After wrestling with the question of halting this journal or continuing, I’ve decided to move on with my story. For whatever reason I choose to, it is of no one’s concern but my own. It’s my life and this is my therapy. Many bear their souls for the world to see. I share the same capacity for doing so. Why do we keep secrets anyway? We’ve all got these walls around us that we feel we must keep to ourselves in order to fit in. I’ve found that honesty is scary to people and many become hostile towards it. Who knows how we became that way, but we have. I could be naïve, but I think if we were all honest, the world would be better off. And I’m no angel in that regard. But I try!
I still find myself struggling day by day with our situation. It’s been almost six months now and we’re still under the same roof, each of us frustrated and anxious to move on with our lives. After the “letter”, we’ve moved ahead. We sort of came into an agreement and I’ve put my mortgage application in. Hopefully, both the end and the beginning are near.

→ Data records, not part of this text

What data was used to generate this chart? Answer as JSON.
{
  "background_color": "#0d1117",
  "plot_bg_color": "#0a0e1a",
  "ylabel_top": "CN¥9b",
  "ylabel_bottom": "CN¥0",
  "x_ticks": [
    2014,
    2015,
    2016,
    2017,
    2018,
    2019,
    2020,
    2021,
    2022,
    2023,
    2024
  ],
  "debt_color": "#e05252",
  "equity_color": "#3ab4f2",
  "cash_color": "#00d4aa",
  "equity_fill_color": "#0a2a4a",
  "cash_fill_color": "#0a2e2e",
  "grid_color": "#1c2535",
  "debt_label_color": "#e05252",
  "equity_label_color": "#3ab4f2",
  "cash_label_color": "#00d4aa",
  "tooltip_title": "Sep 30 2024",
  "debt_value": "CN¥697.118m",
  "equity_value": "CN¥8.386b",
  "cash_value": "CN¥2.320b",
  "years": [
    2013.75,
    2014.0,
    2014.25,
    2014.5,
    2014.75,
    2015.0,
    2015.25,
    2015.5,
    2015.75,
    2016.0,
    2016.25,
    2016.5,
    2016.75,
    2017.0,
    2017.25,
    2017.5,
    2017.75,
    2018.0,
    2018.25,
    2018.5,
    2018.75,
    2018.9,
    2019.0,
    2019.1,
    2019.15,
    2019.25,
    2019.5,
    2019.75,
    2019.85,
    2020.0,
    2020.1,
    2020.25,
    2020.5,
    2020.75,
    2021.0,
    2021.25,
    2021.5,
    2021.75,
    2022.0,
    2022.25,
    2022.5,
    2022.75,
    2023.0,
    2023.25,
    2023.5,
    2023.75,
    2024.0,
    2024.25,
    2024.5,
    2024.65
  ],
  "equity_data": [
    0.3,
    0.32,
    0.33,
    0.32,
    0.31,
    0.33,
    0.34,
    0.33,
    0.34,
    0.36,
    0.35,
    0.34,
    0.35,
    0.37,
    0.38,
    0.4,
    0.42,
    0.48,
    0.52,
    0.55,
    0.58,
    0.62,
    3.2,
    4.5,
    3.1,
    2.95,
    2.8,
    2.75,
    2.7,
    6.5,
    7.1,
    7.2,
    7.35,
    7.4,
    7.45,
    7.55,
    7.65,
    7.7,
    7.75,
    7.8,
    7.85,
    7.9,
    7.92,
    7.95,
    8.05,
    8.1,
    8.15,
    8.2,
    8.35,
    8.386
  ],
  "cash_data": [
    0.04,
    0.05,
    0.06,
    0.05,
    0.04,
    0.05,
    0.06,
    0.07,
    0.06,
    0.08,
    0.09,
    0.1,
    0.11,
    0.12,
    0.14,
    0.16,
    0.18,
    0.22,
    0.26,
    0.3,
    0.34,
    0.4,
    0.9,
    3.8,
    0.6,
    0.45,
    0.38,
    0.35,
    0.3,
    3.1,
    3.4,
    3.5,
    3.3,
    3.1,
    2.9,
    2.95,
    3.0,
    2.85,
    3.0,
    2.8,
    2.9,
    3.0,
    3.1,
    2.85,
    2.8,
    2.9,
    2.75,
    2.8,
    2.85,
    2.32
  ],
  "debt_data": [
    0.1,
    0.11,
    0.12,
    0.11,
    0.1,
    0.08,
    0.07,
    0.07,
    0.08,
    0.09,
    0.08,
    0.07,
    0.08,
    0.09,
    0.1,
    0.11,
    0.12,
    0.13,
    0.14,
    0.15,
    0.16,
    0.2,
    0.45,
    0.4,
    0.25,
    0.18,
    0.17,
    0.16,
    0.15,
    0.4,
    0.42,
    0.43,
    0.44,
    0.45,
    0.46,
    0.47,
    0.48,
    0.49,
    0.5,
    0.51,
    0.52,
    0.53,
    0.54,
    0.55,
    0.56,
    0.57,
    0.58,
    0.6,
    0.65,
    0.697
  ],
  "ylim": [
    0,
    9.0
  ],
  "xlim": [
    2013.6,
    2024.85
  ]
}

Now that I can see it on the horizon, my feelings are more intensely awash with anticipation and sadness. On one hand, this is the first time in my life, at forty-three years of age, that I will be completely on my own, and the prospect that I alone will make the decisions that affect my life excites me. The future is what I will make of it. On the other hand, I dread the end, and the time left between now and then. Daily life has been so difficult! We live under the same roof, yet we’re in separate worlds. Sometimes I can’t wait for him to be out of the house and out of my life, and other times I feel nothing but sadness at the loss of my companion of twenty years. As time marches closer to the day when he leaves, I know it will be even more difficult. That day will be one of polar opposites; both the saddest and happiest days of my life.
So, I’m relieved that I’ve put the ball back into play. I realize that he’s probably going to read this, but at this point in time, I can’t worry about it. I’m doing what I feel I need to do. It helps me to get it out, and I hope it serves to inform, question, or even entertain anyone out there. This is my therapy and whoever is reading this, I want to thank you for listening to me!